Ninja Theory? You mean the guys that made Heavenly Sword which is almost forgotten along with Enslaved that got absolutely raped in sales in 2010?


----------



## gorbulas (Feb 13, 2004)

sleepytime said:


> I agree on Halo, I could never understand the hype for that. It's an ok game, but there are far better FPS games out there, it's not even in the same league as half-life.


 the Halo series could have been great and there was lots of hype for the game but then Microsoft forced Bungie after they bought them to make it a console only title to promote the xbox (yes there been PC ports but its an afterthought).

yeah I liked San Andreas the best ... the first in the series is fun with cheats on too


----------



## Luna Sea (Apr 4, 2012)

JohnnyWhite said:


> GTA IV was amazing in terms of how it revolutionized the series and sandbox games, in general.
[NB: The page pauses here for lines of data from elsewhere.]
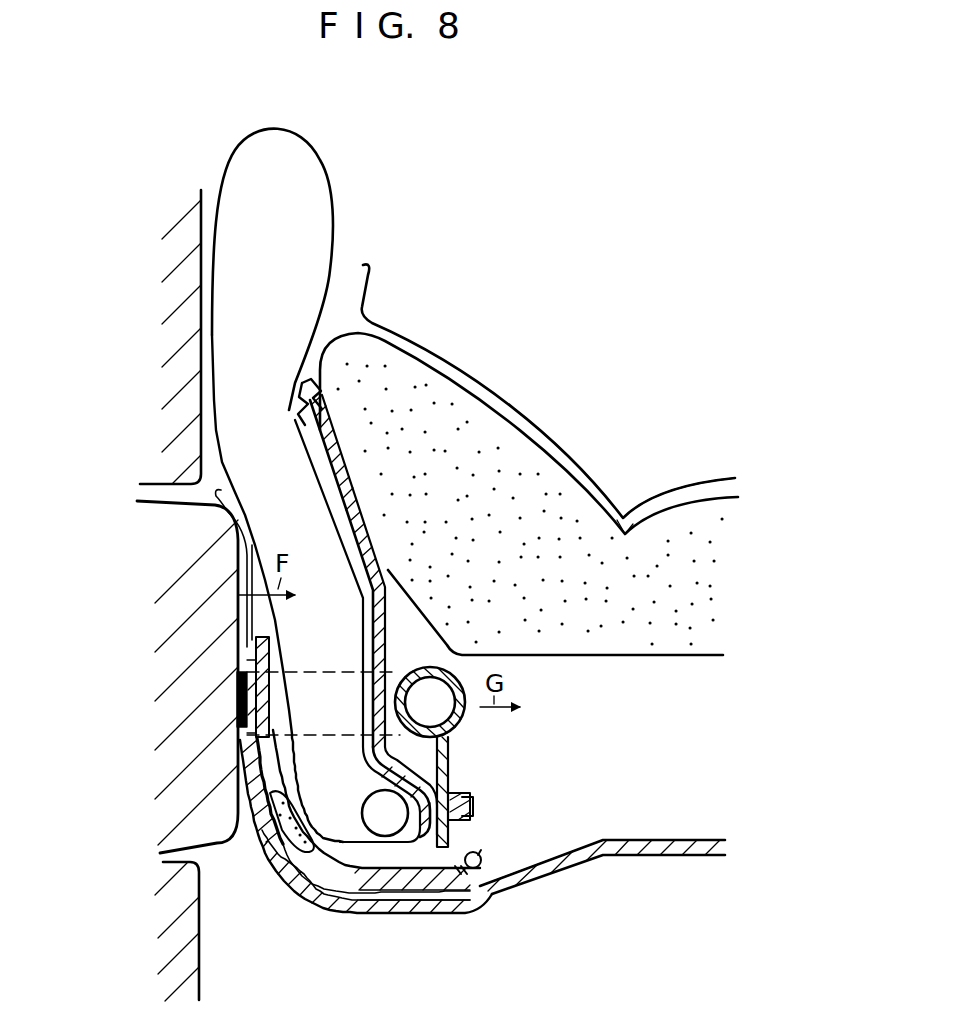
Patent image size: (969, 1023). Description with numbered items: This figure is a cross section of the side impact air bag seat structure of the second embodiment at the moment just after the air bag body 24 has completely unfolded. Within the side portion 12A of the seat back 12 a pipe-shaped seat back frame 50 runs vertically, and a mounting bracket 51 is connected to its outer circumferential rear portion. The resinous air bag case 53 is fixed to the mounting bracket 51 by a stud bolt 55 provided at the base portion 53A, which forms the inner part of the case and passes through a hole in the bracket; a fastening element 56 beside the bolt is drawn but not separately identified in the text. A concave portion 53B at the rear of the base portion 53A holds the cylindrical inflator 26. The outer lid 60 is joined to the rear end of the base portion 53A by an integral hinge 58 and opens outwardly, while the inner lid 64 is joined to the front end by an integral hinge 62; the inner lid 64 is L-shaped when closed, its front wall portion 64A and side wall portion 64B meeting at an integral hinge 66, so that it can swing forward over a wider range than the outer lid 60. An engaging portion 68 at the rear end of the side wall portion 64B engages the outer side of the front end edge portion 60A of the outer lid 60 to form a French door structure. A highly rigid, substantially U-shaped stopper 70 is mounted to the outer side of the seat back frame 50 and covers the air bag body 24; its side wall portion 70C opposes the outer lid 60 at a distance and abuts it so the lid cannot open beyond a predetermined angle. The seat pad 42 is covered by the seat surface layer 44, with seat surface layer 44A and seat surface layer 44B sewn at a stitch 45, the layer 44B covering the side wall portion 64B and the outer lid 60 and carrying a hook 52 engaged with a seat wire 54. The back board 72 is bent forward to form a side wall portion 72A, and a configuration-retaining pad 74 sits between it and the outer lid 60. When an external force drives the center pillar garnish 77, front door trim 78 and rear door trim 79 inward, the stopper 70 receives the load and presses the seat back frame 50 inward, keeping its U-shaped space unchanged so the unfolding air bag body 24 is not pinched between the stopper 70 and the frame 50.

The seat back 12 is at (697, 443).
The side portion 12A is at (470, 352).
The air bag body 24 is at (222, 168).
The inflator 26 is at (307, 892).
The seat pad 42 is at (378, 360).
The seat surface layer 44 is at (722, 478).
The seat surface layer 44A is at (500, 394).
The seat surface layer 44B is at (240, 552).
The stitch 45 is at (628, 498).
The seat back frame 50 is at (470, 712).
The mounting bracket 51 is at (449, 768).
The hook 52 is at (532, 882).
The air bag case 53 is at (88, 422).
The base portion 53A is at (430, 878).
The concave portion 53B is at (412, 870).
The seat wire 54 is at (497, 903).
The stud bolt 55 is at (473, 805).
The nut 56 is at (465, 828).
The integral hinge 58 is at (337, 882).
The outer lid 60 is at (235, 613).
The front end edge portion 60A is at (252, 645).
The integral hinge 62 is at (398, 578).
The inner lid 64 is at (229, 573).
The front wall portion 64A is at (330, 513).
The side wall portion 64B is at (307, 447).
The integral hinge 66 is at (362, 480).
The engaging portion 68 is at (297, 400).
The stopper 70 is at (236, 712).
The side wall portion 70C is at (258, 708).
The back board 72 is at (688, 856).
The side wall portion 72A is at (232, 798).
The configuration-retaining pad 74 is at (283, 833).
The center pillar garnish 77 is at (172, 673).
The front door trim 78 is at (165, 362).
The rear door trim 79 is at (163, 930).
How do you mean? I can't really see anything revolutionary about IV. The only things that come to mind that they "revolutionised" were the things pedestrians talking on phones and other pointless things and the wanted system, which they ruined; not being able to just ignore 1* wanted levels and drive on, and Pay & Sprays being made pointless made it less fun (albeit more realistic, which R* seem to be the only ones to think was the point of GTA).

When I was playing IV it struck me how the rest of the industry had moved past GTA. It felt like 2006 having to reload a save game to not lose all your weapons and armour, and not having health regenerate.


----------



## whattothink (Jun 2, 2005)

GTA II trumps all.


----------



## ShadyGFX (Jul 18, 2012)

I don't think it's overrated because I didn't hear much hype about it. It's a pretty good game thought. Not as good as San Andreas though.


----------



## Rixy (Oct 4, 2009)

I think I touched on this in another thread somewhere but GTA IV suffered from it's indecision over being a wacky sandbox or a realistic story telling the struggle of a war hardened individual suffering from the haunting memories of his past. Talk about a jarring shift in tone. Even when you take it for it's story, it's still not very interesting. The only interesting characters were the McRearys and the lack of any impressionable antagonist hindered the entire quality of the game. The whole game was slow to kick in and the cars handled awfully. 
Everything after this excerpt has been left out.